Attending Physician Schwab Rehabilitation Hospital Chicago, Illinois, United States
Case Diagnosis: Bilateral Quadriceps Tendon Rupture
Case Description: Our patient is a 37-year-old male frequent phencyclidine (PCP) user who fell jumping over a fence while intoxicated with PCP. Initial x-rays showed no femoral or tibia fractures. He participated in inpatient physical therapy for one week until his discharge home, then fell again while ambulating. On second presentation, MRI confirmed bilateral quadriceps tendon ruptures. His lower extremities were casted following surgical repair, however due to pain, casts were cut into posterior splints. He participated in therapy focused on ADLs and ambulation with a walker, struggling to maintain knee extension. The patient had sufficient upper body strength, as he was a warehouse worker performing heavy lifting, that he was able to support himself on a rolling walker and used circumduction of lower extremities to maintain knee extension.

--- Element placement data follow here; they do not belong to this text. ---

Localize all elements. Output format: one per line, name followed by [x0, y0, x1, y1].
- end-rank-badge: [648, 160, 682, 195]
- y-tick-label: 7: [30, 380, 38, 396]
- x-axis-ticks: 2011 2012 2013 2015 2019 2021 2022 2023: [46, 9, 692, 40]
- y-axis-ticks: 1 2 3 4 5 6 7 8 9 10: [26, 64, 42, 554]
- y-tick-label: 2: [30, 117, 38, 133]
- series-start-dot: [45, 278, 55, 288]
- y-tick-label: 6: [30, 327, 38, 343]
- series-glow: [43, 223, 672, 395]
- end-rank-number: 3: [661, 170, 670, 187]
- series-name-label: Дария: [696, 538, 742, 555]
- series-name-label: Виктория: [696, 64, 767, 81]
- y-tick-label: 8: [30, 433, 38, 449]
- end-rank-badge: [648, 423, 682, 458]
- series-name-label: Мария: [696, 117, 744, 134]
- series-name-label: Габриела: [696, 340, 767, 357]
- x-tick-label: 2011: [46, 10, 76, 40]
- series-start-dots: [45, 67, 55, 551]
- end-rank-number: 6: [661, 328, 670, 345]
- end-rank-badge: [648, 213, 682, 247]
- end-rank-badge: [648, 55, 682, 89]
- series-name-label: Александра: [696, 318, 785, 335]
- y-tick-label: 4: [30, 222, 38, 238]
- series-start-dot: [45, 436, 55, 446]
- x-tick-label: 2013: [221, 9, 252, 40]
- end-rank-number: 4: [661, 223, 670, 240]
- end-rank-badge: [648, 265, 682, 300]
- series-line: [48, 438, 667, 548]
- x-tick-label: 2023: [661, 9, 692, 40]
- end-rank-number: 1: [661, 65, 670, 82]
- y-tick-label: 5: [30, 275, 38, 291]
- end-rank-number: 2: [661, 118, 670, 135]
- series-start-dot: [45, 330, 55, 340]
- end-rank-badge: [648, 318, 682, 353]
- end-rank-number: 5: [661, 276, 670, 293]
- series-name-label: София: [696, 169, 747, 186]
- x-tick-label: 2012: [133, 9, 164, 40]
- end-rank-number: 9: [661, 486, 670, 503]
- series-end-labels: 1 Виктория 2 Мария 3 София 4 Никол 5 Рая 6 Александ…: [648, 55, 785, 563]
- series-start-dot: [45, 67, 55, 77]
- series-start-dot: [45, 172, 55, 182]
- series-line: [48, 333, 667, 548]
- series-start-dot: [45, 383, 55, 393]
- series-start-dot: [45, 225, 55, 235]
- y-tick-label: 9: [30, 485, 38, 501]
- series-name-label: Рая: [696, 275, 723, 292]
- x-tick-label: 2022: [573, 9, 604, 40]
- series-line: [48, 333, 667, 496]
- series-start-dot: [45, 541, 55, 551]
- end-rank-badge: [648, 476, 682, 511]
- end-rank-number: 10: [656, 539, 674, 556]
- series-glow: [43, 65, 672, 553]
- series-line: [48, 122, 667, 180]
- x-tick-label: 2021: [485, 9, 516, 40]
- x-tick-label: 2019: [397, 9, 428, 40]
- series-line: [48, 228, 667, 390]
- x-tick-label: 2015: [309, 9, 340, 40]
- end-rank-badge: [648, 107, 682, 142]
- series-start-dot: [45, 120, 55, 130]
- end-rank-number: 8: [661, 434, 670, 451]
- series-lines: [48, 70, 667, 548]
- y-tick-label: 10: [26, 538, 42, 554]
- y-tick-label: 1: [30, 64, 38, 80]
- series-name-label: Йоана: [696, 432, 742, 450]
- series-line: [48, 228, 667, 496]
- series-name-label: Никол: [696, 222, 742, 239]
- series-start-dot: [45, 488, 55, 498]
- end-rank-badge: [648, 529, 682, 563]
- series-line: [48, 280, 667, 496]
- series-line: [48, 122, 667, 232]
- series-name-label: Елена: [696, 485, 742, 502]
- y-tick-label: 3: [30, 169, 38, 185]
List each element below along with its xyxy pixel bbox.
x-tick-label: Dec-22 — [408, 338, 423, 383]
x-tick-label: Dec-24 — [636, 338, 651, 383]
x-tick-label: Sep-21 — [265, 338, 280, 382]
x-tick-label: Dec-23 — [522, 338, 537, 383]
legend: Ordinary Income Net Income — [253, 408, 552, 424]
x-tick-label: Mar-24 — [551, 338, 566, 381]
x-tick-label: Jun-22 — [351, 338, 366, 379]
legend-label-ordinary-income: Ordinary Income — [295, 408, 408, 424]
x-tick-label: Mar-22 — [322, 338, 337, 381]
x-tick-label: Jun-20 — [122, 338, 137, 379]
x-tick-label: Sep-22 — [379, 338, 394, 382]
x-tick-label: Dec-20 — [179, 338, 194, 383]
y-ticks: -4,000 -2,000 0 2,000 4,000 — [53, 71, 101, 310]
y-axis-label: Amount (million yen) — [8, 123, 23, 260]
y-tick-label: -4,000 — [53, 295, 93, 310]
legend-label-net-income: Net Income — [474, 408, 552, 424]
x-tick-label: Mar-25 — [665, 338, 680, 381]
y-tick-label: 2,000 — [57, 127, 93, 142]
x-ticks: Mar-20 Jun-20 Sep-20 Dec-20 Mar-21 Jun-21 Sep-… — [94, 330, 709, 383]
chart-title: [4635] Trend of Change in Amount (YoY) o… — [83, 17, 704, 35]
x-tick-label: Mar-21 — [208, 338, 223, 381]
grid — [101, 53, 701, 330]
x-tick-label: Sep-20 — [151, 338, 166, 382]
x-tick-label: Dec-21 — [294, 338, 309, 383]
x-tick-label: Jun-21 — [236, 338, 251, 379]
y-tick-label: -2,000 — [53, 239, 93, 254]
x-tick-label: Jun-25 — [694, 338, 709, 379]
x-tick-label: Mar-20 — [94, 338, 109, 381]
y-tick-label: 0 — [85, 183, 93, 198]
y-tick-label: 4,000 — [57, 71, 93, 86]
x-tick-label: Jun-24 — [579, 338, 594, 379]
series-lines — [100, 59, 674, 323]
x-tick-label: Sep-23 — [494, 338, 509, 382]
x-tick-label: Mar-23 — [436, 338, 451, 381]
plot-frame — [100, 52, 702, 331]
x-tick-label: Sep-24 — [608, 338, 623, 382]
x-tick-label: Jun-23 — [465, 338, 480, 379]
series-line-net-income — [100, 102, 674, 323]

Discussions: Simultaneous bilateral quadriceps tendon rupture is rare, typically occurs in men over 40, and about 30% occur in individuals with preexisting conditions like metabolic disease or individuals taking medications like steroids neither of which pertain to our patient. Quadriceps tendon injury occurs as a result of quadriceps contraction while the knee is in flexion causing eccentric loading of the quadriceps. Our patient stated he landed with both feet planted prior to both knees giving out on him. He was intoxicated with PCP at the time of injury which is a known cause of muscle rigidity likely increasing the force transmitted through his quadriceps tendons, possibly predisposing him to tendon rupture. He was able to complete inpatient rehabilitation due to his inherent upper body strength allowing for increased support during ambulation with a walker.
Conclusions: Use of PCP may increase chances of, already rare, quadriceps tendon rupture from increased eccentric loading on the tendons. Rehabilitation was successful due to sufficient upper body strength to maintain knee extension, allowing healing of tendons.